Typically, that kind of disengagement isn't possible where computer games are concerned, the infamous "glassy-eyed stare" notwithstanding. A computer game will not move forward if you do not actively provide input, actively make choices and change things. I think there's an incredible power there that we've only just begun to understand and investigate, though we've been witness to it for some time: by binding player input to even the most primitive of avatars, an amazing amount of empathy and understanding can be achieved almost effortlessly, assuming the player is aware of, and wiling to accept, certain aspects of the "language" of video games. To put it another way, a player's efficacy within the story of a video game makes that story their own in a way that non-interactive forms of expression can rarely achieve. And so creations like Passage or Photopia, which are entirely simplistic and uninteresting in non-interactive form, are transformed into powerful interactive experiences (you can read at NecssaryGames.com of how I turned Photopia into a non-interactive short story for comparison's sake). I've been exploring this reality in my own work with creations like Freedom Bridge and Loneliness, which are intentionally very minimalistic, abstract, short, and linear, forcing any power the things might have to stem entirely from empathy and engagement the player feels in response to the games' simple interactivity.

To answer your second question, yes, working with the "game" form of expression is always challenging to me, and at times quite frustrating. Even though I've been playing computer games for some years, I feel like my understanding of the grammar and vocabulary of interactive design is still quite primitive. If we take writing as an example once again, there are so many resources there, such a deep and broad wellspring of knowledge and example to draw from, when attempting to learn how to use words effectively and well. When it comes to computer games, there are a lot of poor examples of how to use a couple of medium-specific devices, but beyond that you've got to rummage on your own for those little-known artists who are making real headway with the language (people like Rohrer), and experiment, experiment, experiment.

FM: About your first two games. The first one is about Taiwan's geopolitical position, the second is far more "local," but both of them have an informational potential. Can you describe your intentions when making those?
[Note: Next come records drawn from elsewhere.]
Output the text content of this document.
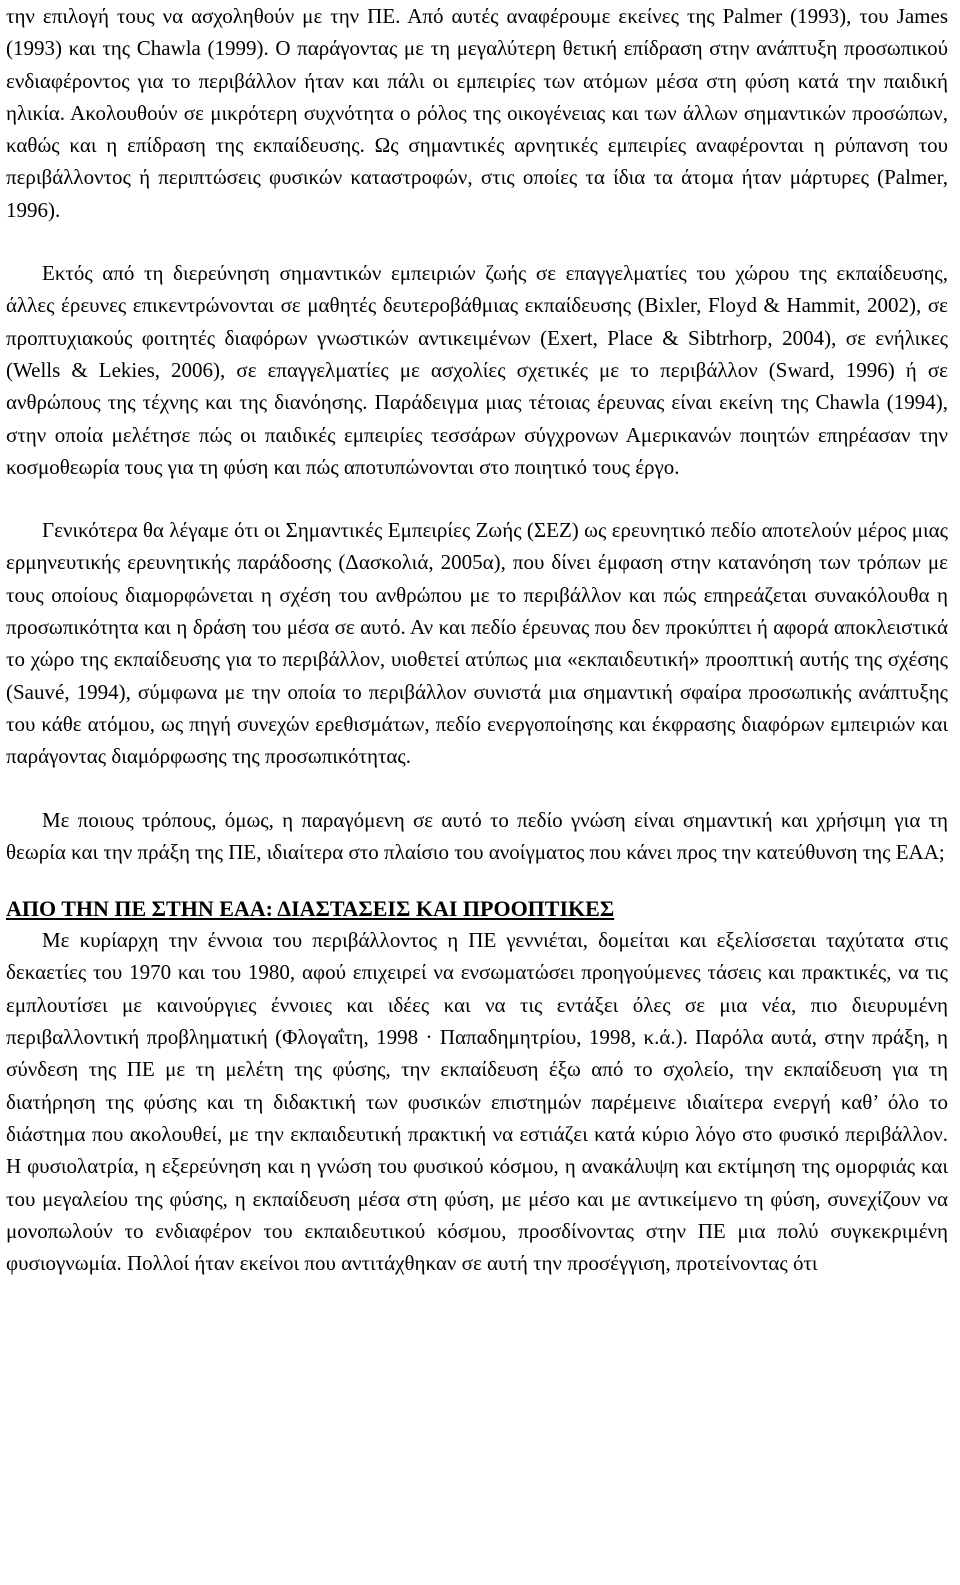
την επιλογή τους να ασχοληθούν με την ΠΕ. Από αυτές αναφέρουμε εκείνες της Palmer (1993), του James (1993) και της Chawla (1999). Ο παράγοντας με τη μεγαλύτερη θετική επίδραση στην ανάπτυξη προσωπικού ενδιαφέροντος για το περιβάλλον ήταν και πάλι οι εμπειρίες των ατόμων μέσα στη φύση κατά την παιδική ηλικία. Ακολουθούν σε μικρότερη συχνότητα ο ρόλος της οικογένειας και των άλλων σημαντικών προσώπων, καθώς και η επίδραση της εκπαίδευσης. Ως σημαντικές αρνητικές εμπειρίες αναφέρονται η ρύπανση του περιβάλλοντος ή περιπτώσεις φυσικών καταστροφών, στις οποίες τα ίδια τα άτομα ήταν μάρτυρες (Palmer, 1996).

Εκτός από τη διερεύνηση σημαντικών εμπειριών ζωής σε επαγγελματίες του χώρου της εκπαίδευσης, άλλες έρευνες επικεντρώνονται σε μαθητές δευτεροβάθμιας εκπαίδευσης (Bixler, Floyd & Hammit, 2002), σε προπτυχιακούς φοιτητές διαφόρων γνωστικών αντικειμένων (Exert, Place & Sibtrhorp, 2004), σε ενήλικες (Wells & Lekies, 2006), σε επαγγελματίες με ασχολίες σχετικές με το περιβάλλον (Sward, 1996) ή σε ανθρώπους της τέχνης και της διανόησης. Παράδειγμα μιας τέτοιας έρευνας είναι εκείνη της Chawla (1994), στην οποία μελέτησε πώς οι παιδικές εμπειρίες τεσσάρων σύγχρονων Αμερικανών ποιητών επηρέασαν την κοσμοθεωρία τους για τη φύση και πώς αποτυπώνονται στο ποιητικό τους έργο.

Γενικότερα θα λέγαμε ότι οι Σημαντικές Εμπειρίες Ζωής (ΣΕΖ) ως ερευνητικό πεδίο αποτελούν μέρος μιας ερμηνευτικής ερευνητικής παράδοσης (Δασκολιά, 2005α), που δίνει έμφαση στην κατανόηση των τρόπων με τους οποίους διαμορφώνεται η σχέση του ανθρώπου με το περιβάλλον και πώς επηρεάζεται συνακόλουθα η προσωπικότητα και η δράση του μέσα σε αυτό. Αν και πεδίο έρευνας που δεν προκύπτει ή αφορά αποκλειστικά το χώρο της εκπαίδευσης για το περιβάλλον, υιοθετεί ατύπως μια «εκπαιδευτική» προοπτική αυτής της σχέσης (Sauvé, 1994), σύμφωνα με την οποία το περιβάλλον συνιστά μια σημαντική σφαίρα προσωπικής ανάπτυξης του κάθε ατόμου, ως πηγή συνεχών ερεθισμάτων, πεδίο ενεργοποίησης και έκφρασης διαφόρων εμπειριών και παράγοντας διαμόρφωσης της προσωπικότητας.

Με ποιους τρόπους, όμως, η παραγόμενη σε αυτό το πεδίο γνώση είναι σημαντική και χρήσιμη για τη θεωρία και την πράξη της ΠΕ, ιδιαίτερα στο πλαίσιο του ανοίγματος που κάνει προς την κατεύθυνση της ΕΑΑ;

ΑΠΟ ΤΗΝ ΠΕ ΣΤΗΝ ΕΑΑ: ΔΙΑΣΤΑΣΕΙΣ ΚΑΙ ΠΡΟΟΠΤΙΚΕΣ

Με κυρίαρχη την έννοια του περιβάλλοντος η ΠΕ γεννιέται, δομείται και εξελίσσεται ταχύτατα στις δεκαετίες του 1970 και του 1980, αφού επιχειρεί να ενσωματώσει προηγούμενες τάσεις και πρακτικές, να τις εμπλουτίσει με καινούργιες έννοιες και ιδέες και να τις εντάξει όλες σε μια νέα, πιο διευρυμένη περιβαλλοντική προβληματική (Φλογαΐτη, 1998 · Παπαδημητρίου, 1998, κ.ά.). Παρόλα αυτά, στην πράξη, η σύνδεση της ΠΕ με τη μελέτη της φύσης, την εκπαίδευση έξω από το σχολείο, την εκπαίδευση για τη διατήρηση της φύσης και τη διδακτική των φυσικών επιστημών παρέμεινε ιδιαίτερα ενεργή καθ’ όλο το διάστημα που ακολουθεί, με την εκπαιδευτική πρακτική να εστιάζει κατά κύριο λόγο στο φυσικό περιβάλλον. Η φυσιολατρία, η εξερεύνηση και η γνώση του φυσικού κόσμου, η ανακάλυψη και εκτίμηση της ομορφιάς και του μεγαλείου της φύσης, η εκπαίδευση μέσα στη φύση, με μέσο και με αντικείμενο τη φύση, συνεχίζουν να μονοπωλούν το ενδιαφέρον του εκπαιδευτικού κόσμου, προσδίνοντας στην ΠΕ μια πολύ συγκεκριμένη φυσιογνωμία. Πολλοί ήταν εκείνοι που αντιτάχθηκαν σε αυτή την προσέγγιση, προτείνοντας ότι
JM: In some ways, I'm not sure there's much to say that I haven't already said. After a rich time in Taiwan, reading, traveling, talking with so many wonderful people, it was very difficult for me to decide what I was going to try and put into game form. Part of me really wanted to make something abstract about what was—from my subjective vantage point—the most essential aspect of the Taiwanese experience: to try and communicate something important about the country to others. In all of my reading and talking and traveling, I couldn't get away from Taiwan's struggle with China, the constant balancing act Taiwan has been engaged in for half a century, trying to maintain the status quo. And when I thought about it that way—as a balancing act—the mechanics for a simple game emerged naturally.
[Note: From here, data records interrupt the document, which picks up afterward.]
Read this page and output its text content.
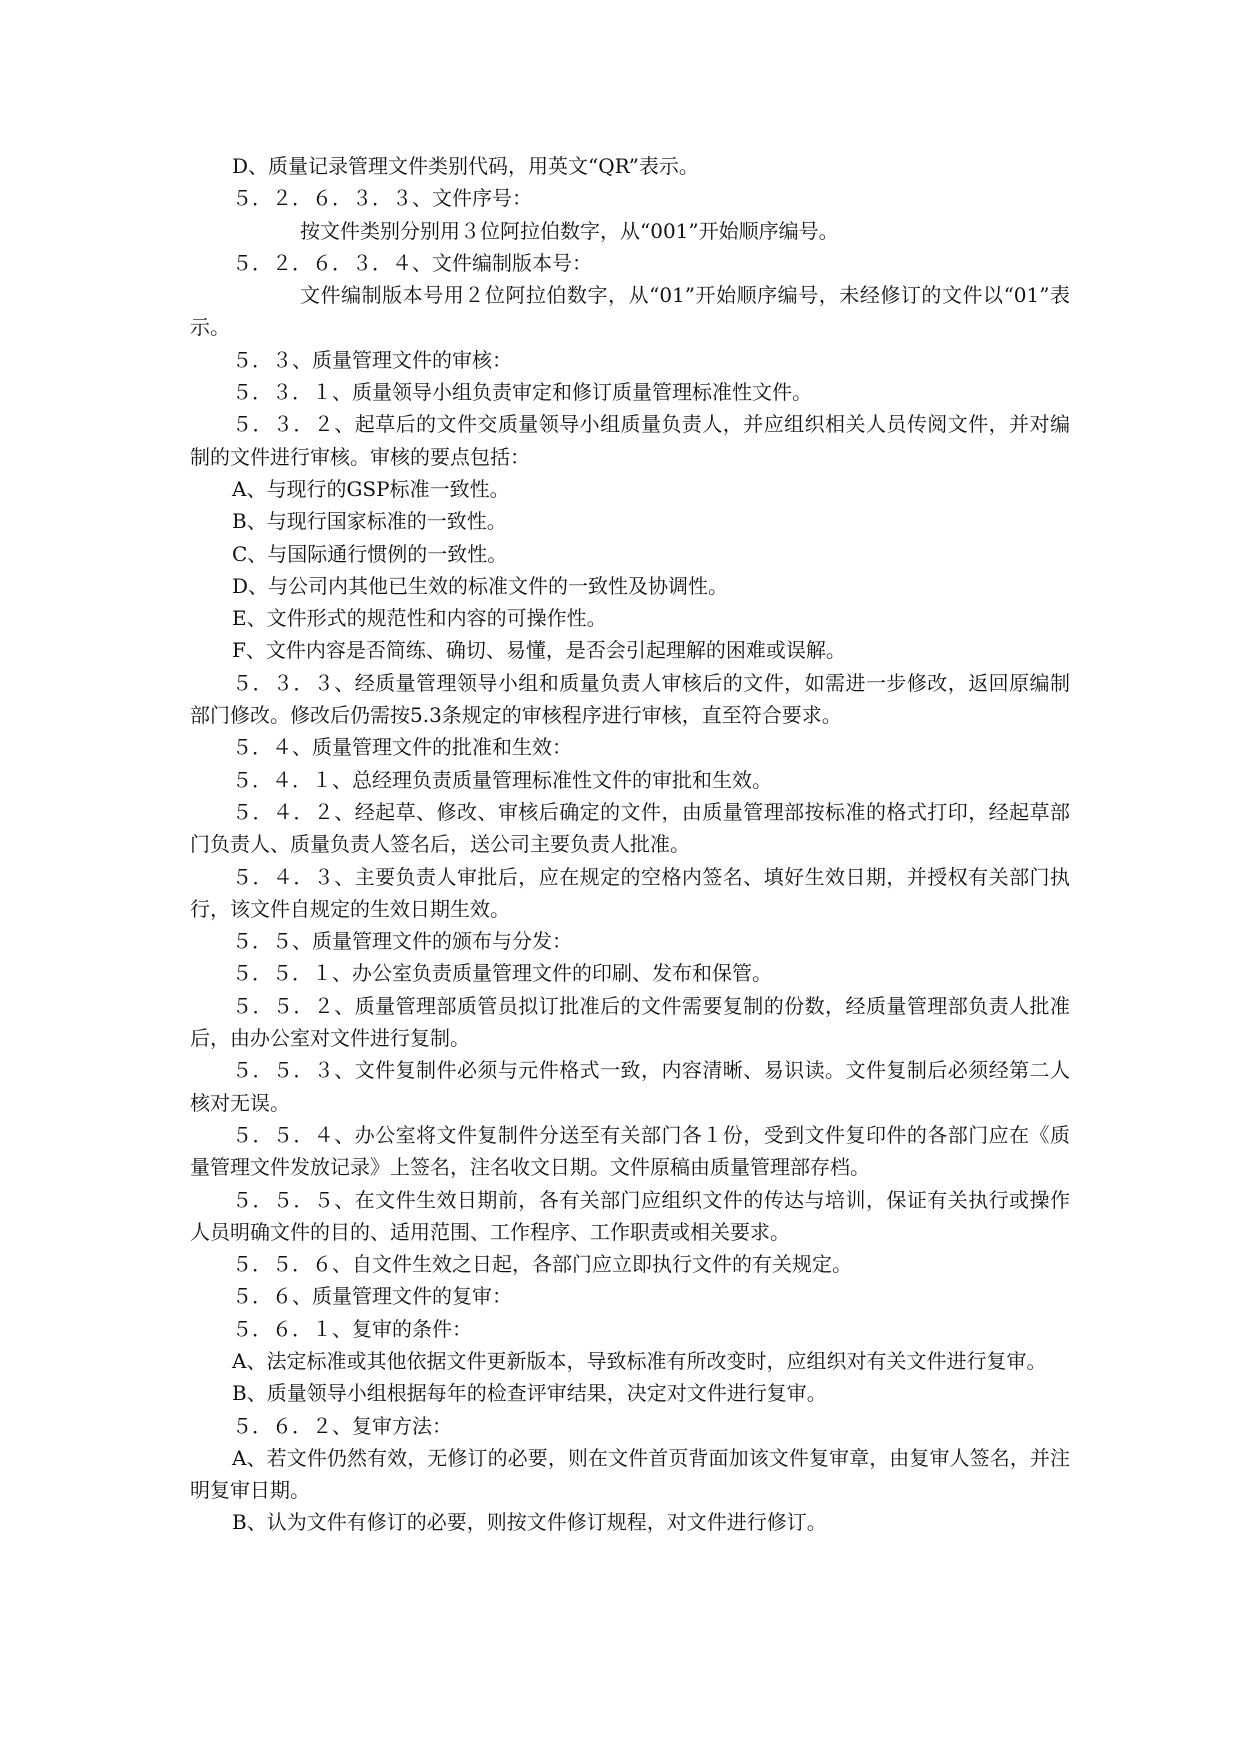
D、质量记录管理文件类别代码，用英文“QR”表示。

５．２．６．３．３、文件序号：

按文件类别分别用３位阿拉伯数字，从“001”开始顺序编号。

５．２．６．３．４、文件编制版本号：

文件编制版本号用２位阿拉伯数字，从“01”开始顺序编号，未经修订的文件以“01”表示。

５．３、质量管理文件的审核：

５．３．１、质量领导小组负责审定和修订质量管理标准性文件。

５．３．２、起草后的文件交质量领导小组质量负责人，并应组织相关人员传阅文件，并对编制的文件进行审核。审核的要点包括：

A、与现行的GSP标准一致性。

B、与现行国家标准的一致性。

C、与国际通行惯例的一致性。

D、与公司内其他已生效的标准文件的一致性及协调性。

E、文件形式的规范性和内容的可操作性。

F、文件内容是否简练、确切、易懂，是否会引起理解的困难或误解。

５．３．３、经质量管理领导小组和质量负责人审核后的文件，如需进一步修改，返回原编制部门修改。修改后仍需按5.3条规定的审核程序进行审核，直至符合要求。

５．４、质量管理文件的批准和生效：

５．４．１、总经理负责质量管理标准性文件的审批和生效。

５．４．２、经起草、修改、审核后确定的文件，由质量管理部按标准的格式打印，经起草部门负责人、质量负责人签名后，送公司主要负责人批准。

５．４．３、主要负责人审批后，应在规定的空格内签名、填好生效日期，并授权有关部门执行，该文件自规定的生效日期生效。

５．５、质量管理文件的颁布与分发：

５．５．１、办公室负责质量管理文件的印刷、发布和保管。

５．５．２、质量管理部质管员拟订批准后的文件需要复制的份数，经质量管理部负责人批准后，由办公室对文件进行复制。

５．５．３、文件复制件必须与元件格式一致，内容清晰、易识读。文件复制后必须经第二人核对无误。

５．５．４、办公室将文件复制件分送至有关部门各１份，受到文件复印件的各部门应在《质量管理文件发放记录》上签名，注名收文日期。文件原稿由质量管理部存档。

５．５．５、在文件生效日期前，各有关部门应组织文件的传达与培训，保证有关执行或操作人员明确文件的目的、适用范围、工作程序、工作职责或相关要求。

５．５．６、自文件生效之日起，各部门应立即执行文件的有关规定。

５．６、质量管理文件的复审：

５．６．１、复审的条件：

A、法定标准或其他依据文件更新版本，导致标准有所改变时，应组织对有关文件进行复审。

B、质量领导小组根据每年的检查评审结果，决定对文件进行复审。

５．６．２、复审方法：

A、若文件仍然有效，无修订的必要，则在文件首页背面加该文件复审章，由复审人签名，并注明复审日期。

B、认为文件有修订的必要，则按文件修订规程，对文件进行修订。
My second game, The Kindness of Strangers, was created out of my desire to make something less abstract, less intellectual, something that captures more of the "texture" of my actual trekking experience. We met so many incredibly kind people in Taiwan, and I really wanted to try and express something of the wonder of those encounters.

FM: What is your stance about it? Do you see yourself as a witness? A reporter? A simple tourist with a view on things?
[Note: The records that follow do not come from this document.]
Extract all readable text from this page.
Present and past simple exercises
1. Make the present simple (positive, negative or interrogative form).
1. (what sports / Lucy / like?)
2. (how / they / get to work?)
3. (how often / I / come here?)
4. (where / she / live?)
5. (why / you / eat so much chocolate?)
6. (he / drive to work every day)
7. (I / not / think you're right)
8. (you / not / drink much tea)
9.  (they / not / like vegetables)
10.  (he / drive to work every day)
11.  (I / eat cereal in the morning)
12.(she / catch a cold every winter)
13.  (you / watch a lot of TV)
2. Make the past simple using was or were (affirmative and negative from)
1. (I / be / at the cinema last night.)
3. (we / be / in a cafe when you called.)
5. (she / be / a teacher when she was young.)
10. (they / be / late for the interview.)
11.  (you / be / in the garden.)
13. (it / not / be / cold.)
JM: I see myself first as a simple traveler, and second as a dabbler in a medium that I find exciting, and don't yet understand. I have a desire to communicate something of my travel experiences to others, but as I come up against the limitations of my tiny subjective viewpoint, and small creative potential, day after day, it becomes increasingly obvious that I cannot do more than create some trifles for myself, and hope that a few others might find those creations meaningful or helpful or interesting in some way.